Si mañana desaparecieran todos los insectos del planeta, no tardaríamos en notar el vacío. En pocas semanas, los cultivos empezarían a fallar; en meses, los suelos perderían su fertilidad; y en unos pocos años, nuestra propia supervivencia estaría en juego. Y todo por esos diminutos seres que la mayoría de las veces ignoramos, o peor aún, intentamos eliminar con un manotazo.



Las abejas, por ejemplo, son responsables de polinizar más del 70% de los alimentos que consumimos. Cada vez que comes una manzana, una fresa o un aguacate, detrás hay una abeja que hizo posible ese milagro. Su zumbido no es solo ruido: es el sonido de la vida multiplicándose.

Las hormigas son las grandes ingenieras del suelo. Airean la tierra, distribuyen semillas y reciclan nutrientes. Sin ellas, los bosques no serían los mismos, y muchas especies de plantas jamás lograrían germinar.



Incluso los insectos que solemos ver como plaga cumplen funciones vitales.
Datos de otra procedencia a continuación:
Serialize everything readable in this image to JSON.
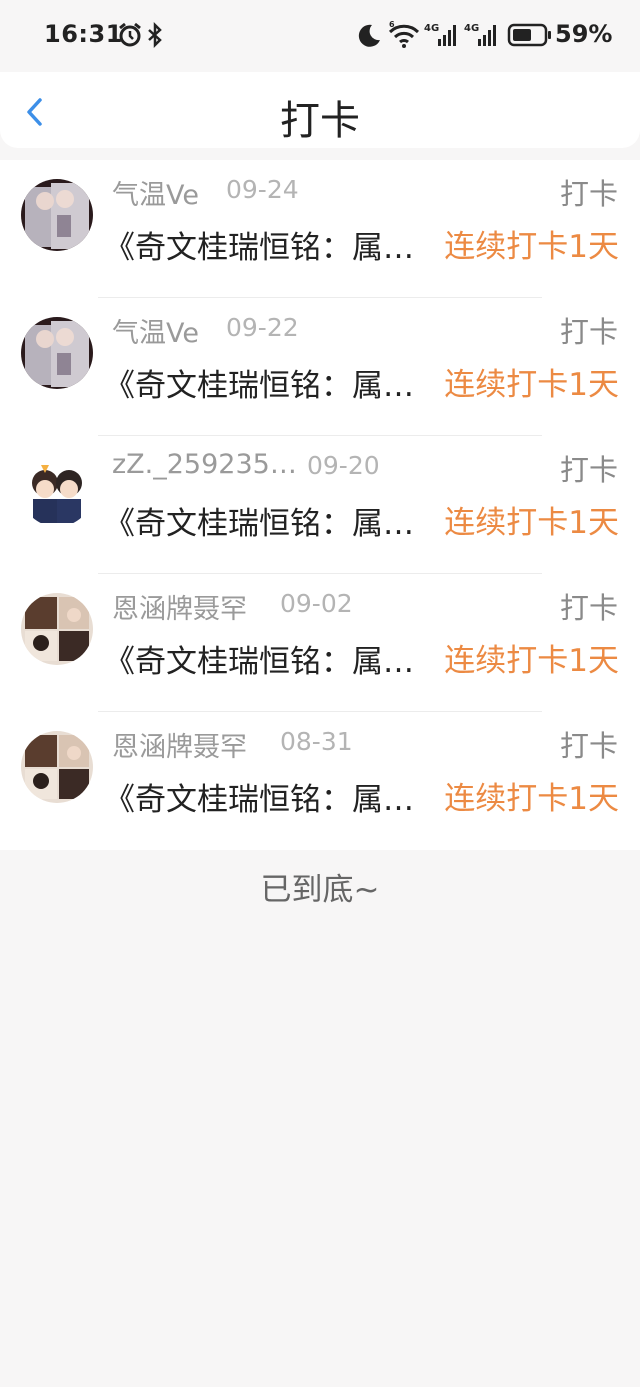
{
  "status_bar": {
    "time": "16:31",
    "battery": "59%",
    "icons": [
      "alarm-icon",
      "bluetooth-icon",
      "moon-icon",
      "wifi-icon",
      "signal-4g-icon",
      "signal-4g-icon",
      "battery-icon"
    ]
  },
  "header": {
    "title": "打卡",
    "back_icon": "chevron-left-icon"
  },
  "entries": [
    {
      "name": "气温Ve",
      "date": "09-24",
      "tag": "打卡",
      "content": "《奇文桂瑞恒铭：属…",
      "streak": "连续打卡1天",
      "avatar": "avatar-photo"
    },
    {
      "name": "气温Ve",
      "date": "09-22",
      "tag": "打卡",
      "content": "《奇文桂瑞恒铭：属…",
      "streak": "连续打卡1天",
      "avatar": "avatar-photo"
    },
    {
      "name": "zZ._259235…",
      "date": "09-20",
      "tag": "打卡",
      "content": "《奇文桂瑞恒铭：属…",
      "streak": "连续打卡1天",
      "avatar": "avatar-cartoon"
    },
    {
      "name": "恩涵牌聂罕",
      "date": "09-02",
      "tag": "打卡",
      "content": "《奇文桂瑞恒铭：属…",
      "streak": "连续打卡1天",
      "avatar": "avatar-collage"
    },
    {
      "name": "恩涵牌聂罕",
      "date": "08-31",
      "tag": "打卡",
      "content": "《奇文桂瑞恒铭：属…",
      "streak": "连续打卡1天",
      "avatar": "avatar-collage"
    }
  ],
  "footer": {
    "text": "已到底~"
  },
  "colors": {
    "accent": "#ec8a43",
    "back": "#3d8fe8",
    "background": "#f7f6f6"
  }
}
Las moscas, tan odiadas en la mesa, ayudan a descomponer materia orgánica, cerrando el ciclo de la vida y evitando que nuestro planeta se convierta en un vertedero natural.

Y ahí están los escarabajos peloteros, que con su trabajo incansable moviendo y enterrando desechos, mantienen los ecosistemas limpios y equilibrados. Un trabajo silencioso que rara vez aplaudimos, pero del que dependemos más de lo que creemos.

Detrás de cada zumbido, cada vuelo diminuto y cada caminata sobre una hoja, se esconde una influencia invisible que sostiene nuestro mundo. Los insectos no solo comparten el planeta con nosotros: lo sostienen. Tal vez ha llegado la hora de escucharlos, no con miedo o fastidio, sino con gratitud.